6 de maio de 2026
Politica

Pela reabertura de portas que o medo fechou

Em um país onde o crime organizado insiste em testar os limites do Estado, o Ministério Público responde lembrando — com atos — quem estabelece as fronteiras da democracia. Nosso trabalho no enfrentamento às organizações criminosas não se resume a punir culpados. Ele se inicia muito antes da sentença e se prolonga muito além das grades. Trata-se de recuperar territórios, reabrir portas que o medo fechou e permitir que políticas públicas floresçam onde facções tentaram impor um “estado paralelo”.

Em Santa Catarina, essa é a estratégia na qual acreditamos: pacificação territorial, fortalecimento do tecido social e asfixia financeira das organizações criminosas. Sem glamour — porque combate sério não combina com espetáculo —, mas com técnica, persistência e cooperação.

A persecução penal continua essencial. Nesse cenário, cada condenação não pode ser vista apenas como um dado estatístico. Ela deve ser um marco simbólico de prevenção e um passo concreto para que escolas, unidades de saúde e equipamentos sociais possam existir sem tutela do crime.
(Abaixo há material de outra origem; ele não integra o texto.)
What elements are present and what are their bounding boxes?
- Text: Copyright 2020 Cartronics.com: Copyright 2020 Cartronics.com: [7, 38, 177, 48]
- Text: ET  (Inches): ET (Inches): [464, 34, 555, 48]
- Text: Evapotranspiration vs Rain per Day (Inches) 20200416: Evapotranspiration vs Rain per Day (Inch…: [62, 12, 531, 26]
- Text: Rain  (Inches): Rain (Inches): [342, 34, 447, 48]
Não há desenvolvimento socioeconômico possível quando quem dita as regras é a violência.

Mas o Ministério Público de Santa Catarina (MPSC) também sabe que sem fechar caixas-fortes, o que se faz é apenas enxugar gelo. Por isso, de maneira progressiva e sem retorno, a Instituição tem investido naquilo que realmente dói no bolso das facções: investigação patrimonial, rastreamento de fluxos ilícitos, recuperação de ativos. Capacitações “hands on” em lavagem de dinheiro, aquisição de ferramentas avançadas para localização de criptoativos, análise de dados e extração e desbloqueio de dispositivos móveis de última geração, criação de Promotorias de Justiça especializadas, aperfeiçoamento da atuação dos grupos de enfrentamento a facções criminosas, como o GEFAC, o GAECO e o CyberGAECO mostram que o Ministério Público está determinado a aprimorar os seus mecanismos de repressão à criminalidade de impacto.

Nesse cenário, o combate ao crime organizado não se estrutura sobre uma miríade de ações isoladas, mas em um projeto de colaboração institucional permanente. O repasse recursos do FRBL – dinheiro oriundo das condenações obtidas por Promotores e Promotoras de Justiça de todos os quadrantes do Estado em ações civis públicas – possibilitou equipar Polícia Civil, Polícia Militar e Instituto de Perícias com tecnologia de alto desempenho — investimentos silenciosos, porém estruturantes, que reforçam a capacidade estatal de agir de forma coordenada. São câmeras com identificação facial, drones, automóveis, equipamentos periciais de ponta, armamento, coletes à prova de bala, numa longa lista de ferramentas. Em um ambiente no qual o crime opera em rede, é a rede institucional do Estado que precisa responder com velocidade e inteligência.

O combate às facções também exige visão regional. Nesse ponto, o COSUD — Consórcio de Integração dos Estados do Sul e Sudeste – e sua recente vertente ministerial, o COSUD-MP — surgem como um laboratório de soluções interestaduais para problemas que ignoram fronteiras. Endurecimento da legislação de cumprimento das penas, modelos de financiamento da segurança pública, foco na recuperação de ativos financeiros derivados das ORCRIM e da sonegação fiscal são articulações importantes que nascem com a força das instituições das duas regiões. A integração entre o Poder Executivo e os Ministérios Públicos do Sul e Sudeste promete respostas mais rápidas e inteligentes às dinâmicas do crime organizado.

Assim, o MPSC atua tanto na repressão qualificada derivada de investigações de tráfico, lavagem e organização criminosa — quanto na dimensão estruturante, induzindo políticas públicas em saúde, educação e assistência para evitar que territórios vulneráveis se tornem viveiros do crime. É a mesma instituição, mas com duas frentes de atuação que se complementam.

No Dia do Ministério Público, portanto, celebramos uma vocação que não se dobra ao tempo nem às circunstâncias: defender a sociedade. Essa missão só ganha vida porque Promotores e Promotoras de Justiça, Procuradores e Procuradoras de Justiça, guiados pelo compromisso constitucional que os marca, atuam com coragem, destemor e profundo senso de responsabilidade pública. Eles enfrentam facções, desarticulam redes financeiras ilícitas, promovem direitos sociais à saúde, educação e assistência social.

Onde muitos veem risco, eles enxergam dever; onde há omissão, eles agem. Por isso, a despeito dos inúmeros desafios que se colocam diante da sociedade brasileira, o Ministério Público segue como instituição essencial à democracia, firme na defesa da legalidade, incansável na proteção dos vulneráveis e inegociável na tarefa de garantir que nenhum território, direito ou pessoa fique à margem da cidadania.